The apartments in Crime Alley were small. They all were, it wasn’t just her that had gotten a rotten place to live. It was a blessing that her door still had working locks and the window to her fire escape hadn’t been smashed. Though, she supposed, given that she lived in a shitty apartment in Crime Alley, Beth was more likely to live next door to the burglars of Gotham City than to be a target of their crimes. The apartment had three rooms in total. A small bedroom that fit her bed and just about a dresser for her clothes, a bathroom that managed a toilet, a shower, and a sink, and the main room that had her couch and tv that looked older than she was and the kitchen where she found herself in the early hours of the morning nearly every night thanks to the admirable efforts of the hat man in her dreams.

Finding nothing but a carrot that seemed to want to take root in the plastic tray, Beth decided to risk the water in her kitchen sink. She breathed out a prayer that one costumed prick or other hadn’t poisoned the water supply to the city again and poured herself a glass of water to try and quiet the dizzy feeling that getting out of bed had left her with.
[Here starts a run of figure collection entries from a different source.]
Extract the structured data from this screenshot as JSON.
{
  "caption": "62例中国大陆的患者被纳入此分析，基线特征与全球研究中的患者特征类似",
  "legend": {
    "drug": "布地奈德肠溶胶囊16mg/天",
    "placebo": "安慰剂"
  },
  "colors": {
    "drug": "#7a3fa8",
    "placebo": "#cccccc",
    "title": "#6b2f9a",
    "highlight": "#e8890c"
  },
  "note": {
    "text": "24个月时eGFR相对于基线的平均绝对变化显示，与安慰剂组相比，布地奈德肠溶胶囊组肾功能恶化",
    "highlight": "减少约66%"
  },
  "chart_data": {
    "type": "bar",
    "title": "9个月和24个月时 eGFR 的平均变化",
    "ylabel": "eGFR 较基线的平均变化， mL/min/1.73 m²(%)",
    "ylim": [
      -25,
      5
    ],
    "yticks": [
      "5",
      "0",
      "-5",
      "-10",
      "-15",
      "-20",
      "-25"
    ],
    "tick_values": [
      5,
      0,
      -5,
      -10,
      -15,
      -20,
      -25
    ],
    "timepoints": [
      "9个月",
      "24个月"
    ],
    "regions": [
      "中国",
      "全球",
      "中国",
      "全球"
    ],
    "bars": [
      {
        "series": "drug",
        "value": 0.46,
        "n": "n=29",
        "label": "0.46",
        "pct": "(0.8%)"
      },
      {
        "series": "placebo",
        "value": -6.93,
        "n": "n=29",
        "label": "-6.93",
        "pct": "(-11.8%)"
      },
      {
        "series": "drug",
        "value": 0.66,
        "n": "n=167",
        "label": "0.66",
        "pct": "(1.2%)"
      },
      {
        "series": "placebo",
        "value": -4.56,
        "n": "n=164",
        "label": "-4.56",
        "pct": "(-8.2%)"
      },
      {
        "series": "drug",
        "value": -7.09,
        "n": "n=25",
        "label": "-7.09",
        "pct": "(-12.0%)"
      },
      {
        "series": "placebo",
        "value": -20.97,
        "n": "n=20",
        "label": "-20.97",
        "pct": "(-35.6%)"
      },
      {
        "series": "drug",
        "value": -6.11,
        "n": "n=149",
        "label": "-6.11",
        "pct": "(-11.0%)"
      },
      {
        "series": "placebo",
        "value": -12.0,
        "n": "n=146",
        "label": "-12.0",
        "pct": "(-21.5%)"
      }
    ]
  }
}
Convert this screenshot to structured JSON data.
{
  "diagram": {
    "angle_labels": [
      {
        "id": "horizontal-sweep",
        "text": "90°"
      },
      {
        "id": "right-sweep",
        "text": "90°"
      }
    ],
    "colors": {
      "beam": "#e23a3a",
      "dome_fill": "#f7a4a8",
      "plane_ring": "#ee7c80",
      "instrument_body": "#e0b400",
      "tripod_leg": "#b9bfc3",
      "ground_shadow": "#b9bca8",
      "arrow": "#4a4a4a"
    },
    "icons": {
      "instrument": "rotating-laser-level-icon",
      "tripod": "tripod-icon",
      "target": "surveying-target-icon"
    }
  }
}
The water tasted fine so Beth pushed any anxiousness of being murdered from afar out of her head and went to have a cigarette on her fire escape to try and stop the smell from clinging to everything she owned and to avoid paying repairs for smoke damage.

Nothing warmed her up like breathing ash and embers into her lungs. She shivered in the light breeze and bent her shoulders around the cigarette like it was the last fire in a blizzard. Every night the same depressing feeling, that this would be all she did forever. If she was lucky, Beth’s upstairs neighbour and childhood friend Lewis Green would dangle dangerously over the railing to his own section of metal stairs after hearing the window opening. He was just as much of an insomniac as she was. Beth and Lewis had been friends since they were little. Both of them met the Gotham citizenship requirement of having dead parents. Beth had met Lewis outside Ma Gunn’s School for Wayward Boys and after a day or two of Lewis deciding that the children’s home runaway was worth the effort, he put his charisma to use and convinced the elderly convict than ran the boys home to accept a girl into her school just that once. He had saved her life, life on the street for a young kid wasn’t safe and giving her a place to stay and eat was probably why Beth had kept herself alive for so long.

“Are we sharing?” 

Beth lifted her eyes to see the flopping black hair of just the boy that had taken up her thoughts. Lewis had sort of amber eyes that shone against his brown skin. He was lanky even after puberty had finished with him but he smiled like the playful boy he was as he leaned over his fire escape railing to talk to her.